Mr. Waxman cited disclosures in the recently published memoir of a former White House press secretary, Scott McClellan. Mr. McClellan wrote that he felt he had been deceived into telling reporters that then-White House aides I. Lewis “Scooter” Libby and Karl Rove weren’t involved in the episode. Aside from receiving assurances from the two men, Mr. McClellan described a meeting during which Messrs. Bush and Cheney decided to have Mr. McClellan issue a special statement clearing Libby of any involvement.
Libby was eventually tried and convicted of perjury and obstruction of justice in the case. Mr. Rove was never charged but acknowledged to investigators that he had spoken with reporters about Ms. Plame.
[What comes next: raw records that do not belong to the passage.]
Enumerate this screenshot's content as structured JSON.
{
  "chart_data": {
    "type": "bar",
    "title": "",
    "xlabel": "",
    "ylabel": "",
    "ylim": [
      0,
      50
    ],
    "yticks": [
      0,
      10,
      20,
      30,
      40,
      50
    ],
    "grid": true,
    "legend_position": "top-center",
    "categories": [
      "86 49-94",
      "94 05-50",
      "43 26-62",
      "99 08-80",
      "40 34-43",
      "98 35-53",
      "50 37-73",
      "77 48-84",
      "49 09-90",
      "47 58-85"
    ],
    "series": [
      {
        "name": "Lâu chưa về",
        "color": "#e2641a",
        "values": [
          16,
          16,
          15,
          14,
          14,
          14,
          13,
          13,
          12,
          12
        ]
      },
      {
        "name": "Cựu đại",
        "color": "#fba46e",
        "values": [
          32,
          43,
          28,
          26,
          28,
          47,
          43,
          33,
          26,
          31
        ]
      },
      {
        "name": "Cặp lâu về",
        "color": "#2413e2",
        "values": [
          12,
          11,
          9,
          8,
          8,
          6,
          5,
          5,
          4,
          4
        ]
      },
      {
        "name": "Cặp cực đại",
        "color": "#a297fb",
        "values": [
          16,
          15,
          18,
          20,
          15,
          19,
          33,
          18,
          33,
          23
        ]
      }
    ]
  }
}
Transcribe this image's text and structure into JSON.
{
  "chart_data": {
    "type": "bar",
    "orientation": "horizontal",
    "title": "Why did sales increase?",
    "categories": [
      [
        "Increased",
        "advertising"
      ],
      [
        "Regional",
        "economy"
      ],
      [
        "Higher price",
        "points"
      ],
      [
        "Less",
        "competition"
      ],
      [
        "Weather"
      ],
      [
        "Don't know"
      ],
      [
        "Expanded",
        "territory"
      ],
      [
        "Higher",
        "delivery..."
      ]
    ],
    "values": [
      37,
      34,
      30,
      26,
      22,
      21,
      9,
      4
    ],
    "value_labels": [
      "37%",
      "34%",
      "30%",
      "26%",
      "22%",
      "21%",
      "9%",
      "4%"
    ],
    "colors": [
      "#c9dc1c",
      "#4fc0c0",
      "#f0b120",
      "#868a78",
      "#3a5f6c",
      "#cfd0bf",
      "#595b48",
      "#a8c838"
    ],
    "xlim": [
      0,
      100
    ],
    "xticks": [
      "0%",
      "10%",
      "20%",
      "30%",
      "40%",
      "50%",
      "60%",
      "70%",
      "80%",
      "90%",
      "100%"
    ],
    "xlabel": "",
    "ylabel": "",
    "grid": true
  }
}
Ms. Plame’s identity became public as the administration was scrambling to rebut criticism about the decision to invade Iraq from a former envoy, Joseph Wilson, in the U.S. embassy in Baghdad. Mr. Wilson had taken a CIA-backed trip to Africa that he said had disproved an administration claim that Iraq was seeking material there to make nuclear weapons. The claim was one of the grounds used to justify the invasion.
Mr. McClellan wrote that he did not believe that Mr. Bush knew that Libby and Mr. Rove were involved in the leaks. But he said that he could not be certain what Mr. Cheney knew; at the time, Libby was the chief of staff to the vice president.
Mr. Waxman, chairman of the House Oversight and Government Reform Committee, said in a letter to Attorney General Mukasey yesterday, “It would be a major breach of trust if the vice president personally directed Mr. McClellan to mislead the public.”
Mr. Waxman first asked for access to White House interviews with special counsel Patrick Fitzgerald in December as part of an investigation into how the White House handled and investigated the leak. The Justice Department made available some, but not all, of the information, including redacted versions of interviews with Mr. Rove, Libby, and other senior officials.
Mr. Waxman said those transcripts revealed other information that needed to be pursued. One question, he said, is whether Mr. Cheney directed Libby to circulate the fact that Ms. Plame was employed by the CIA as part of a campaign to discredit Mr. Wilson and insinuate that his trip to Africa was the product of nepotism.
The White House referred calls for comment to the Justice Department.
“The Justice Department will review chairman Waxman’s letter and respond as appropriate,” spokesman Peter Carr said yesterday.